X <- as.factor(c(1,1,2,2))
n <- 1000
a <- rlnorm(n)
# slightly more concise version of simulation
Y <- outer(a, X == 2, "*") + rnorm(n * 4)
library(dplyr)
##
## Attaching package: 'dplyr'
##
## The following objects are masked from 'package:stats':
##
## filter, lag
##
## The following objects are masked from 'package:base':
##
## intersect, setdiff, setequal, union
library(reshape2)
# first reshape your data into one-row-per-observation
reshaped <- Y %>%
melt(value.name = "y") %>%
mutate(x = X[Var2])
head(reshaped)
## Var1 Var2 y x
## 1 1 1 -0.9701810 1
## 2 2 1 -2.2132788 1
## 3 3 1 0.8182787 1
## 4 4 1 -0.6899683 1
## 5 5 1 0.8602347 1
## 6 6 1 -0.1008782 1
# then perform your glms like:
glms <- reshaped %>%
group_by(Var1) %>%
do(mod = glm(y ~ x, data = .))
# and tidy them into coefficients with:
library(broom)
coefs <- glms %>%
tidy(mod)
coefs
## Source: local data frame [2,000 x 6]
## Groups: Var1 [1,000]
##
## Var1 term estimate std.error statistic p.value
## (int) (chr) (dbl) (dbl) (dbl) (dbl)
## 1 1 (Intercept) -0.11815370 0.6882764 -0.1716661 0.8794983
## 2 1 x2 0.12695478 0.9733697 0.1304281 0.9081631
## 3 2 (Intercept) -0.93288088 1.1017830 -0.8467011 0.4863195
## 4 2 x2 4.10329225 1.5581564 2.6334276 0.1190007
## 5 3 (Intercept) -0.91932017 1.2485139 -0.7363316 0.5381830
## 6 3 x2 0.85663907 1.7656652 0.4851651 0.6755010
## 7 4 (Intercept) 0.28702313 0.8949300 0.3207213 0.7788319
## 8 4 x2 1.58216906 1.2656221 1.2501117 0.3377006
## 9 5 (Intercept) -0.06855478 0.6635304 -0.1033182 0.9271372
## 10 5 x2 0.43056647 0.9383737 0.4588433 0.6913861
## .. ... ... ... ... ... ...
The above is the unparallelized version- to parallelize, use multidplyr. Note that the multidplyr package is still in development, as are broom’s methods for dealing with it, so this takes a little more work. Nor am I sure it works on a GPU specifically, though it works on multicore.

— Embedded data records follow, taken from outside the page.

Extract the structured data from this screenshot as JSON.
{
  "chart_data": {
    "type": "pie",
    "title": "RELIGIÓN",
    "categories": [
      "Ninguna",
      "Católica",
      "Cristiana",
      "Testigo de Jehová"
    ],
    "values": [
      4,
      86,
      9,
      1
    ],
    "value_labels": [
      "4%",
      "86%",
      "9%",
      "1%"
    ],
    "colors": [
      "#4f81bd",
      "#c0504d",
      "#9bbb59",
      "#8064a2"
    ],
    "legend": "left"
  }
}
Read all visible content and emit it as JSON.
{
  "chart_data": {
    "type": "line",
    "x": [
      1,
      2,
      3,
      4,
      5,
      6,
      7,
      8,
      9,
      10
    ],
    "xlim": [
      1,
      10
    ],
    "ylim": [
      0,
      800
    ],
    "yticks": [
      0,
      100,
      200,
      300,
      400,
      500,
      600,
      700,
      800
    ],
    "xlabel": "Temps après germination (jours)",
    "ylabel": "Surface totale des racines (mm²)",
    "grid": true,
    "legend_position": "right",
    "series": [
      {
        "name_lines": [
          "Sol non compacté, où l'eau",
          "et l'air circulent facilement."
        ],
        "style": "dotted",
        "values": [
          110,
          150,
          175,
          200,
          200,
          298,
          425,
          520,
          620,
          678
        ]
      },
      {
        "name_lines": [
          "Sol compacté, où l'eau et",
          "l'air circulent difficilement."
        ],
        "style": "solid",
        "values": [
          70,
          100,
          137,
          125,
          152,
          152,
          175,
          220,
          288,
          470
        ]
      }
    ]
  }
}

# first install devtools, then
# devtools::install_github("hadley/multidplyr")
library(multidplyr)
glms <- reshaped %>%
partition(Var1) %>% # like group_by, but across cluster
do(mod = glm(y ~ x, data = .)) %>%
collect() %>% # bring it back into memory
rowwise() # prep for tidying method
## Initialising 3 core cluster.
# then you can get coefs same way:
glms %>%
tidy(mod)
## Source: local data frame [2,000 x 6]
## Groups: Var1 [1,000]
##
## Var1 term estimate std.error statistic p.value
## (int) (chr) (dbl) (dbl) (dbl) (dbl)
## 1 1 (Intercept) -0.11815370 0.6882764 -0.1716661 0.8794983
## 2 1 x2 0.12695478 0.9733697 0.1304281 0.9081631
## 3 2 (Intercept) -0.93288088 1.1017830 -0.8467011 0.4863195
## 4 2 x2 4.10329225 1.5581564 2.6334276 0.1190007
## 5 3 (Intercept) -0.91932017 1.2485139 -0.7363316 0.5381830
## 6 3 x2 0.85663907 1.7656652 0.4851651 0.6755010
## 7 4 (Intercept) 0.28702313 0.8949300 0.3207213 0.7788319
## 8 4 x2 1.58216906 1.2656221 1.2501117 0.3377006
## 9 5 (Intercept) -0.06855478 0.6635304 -0.1033182 0.9271372
## 10 5 x2 0.43056647 0.9383737 0.4588433 0.6913861
## .. ... ... ... ... ... ...
Having the data in this format is useful. For example, p-value histogram:
library(ggplot2)
ggplot(coefs, aes(p.value)) +
geom_histogram() +
facet_wrap(~term)
## `stat_bin()` using `bins = 30`. Pick better value with `binwidth`.
Volcano plot:
coefs %>%
filter(term == "x2") %>%
ggplot(aes(estimate, p.value)) +
geom_point() +
scale_y_log10()
See my broom paper for more examples.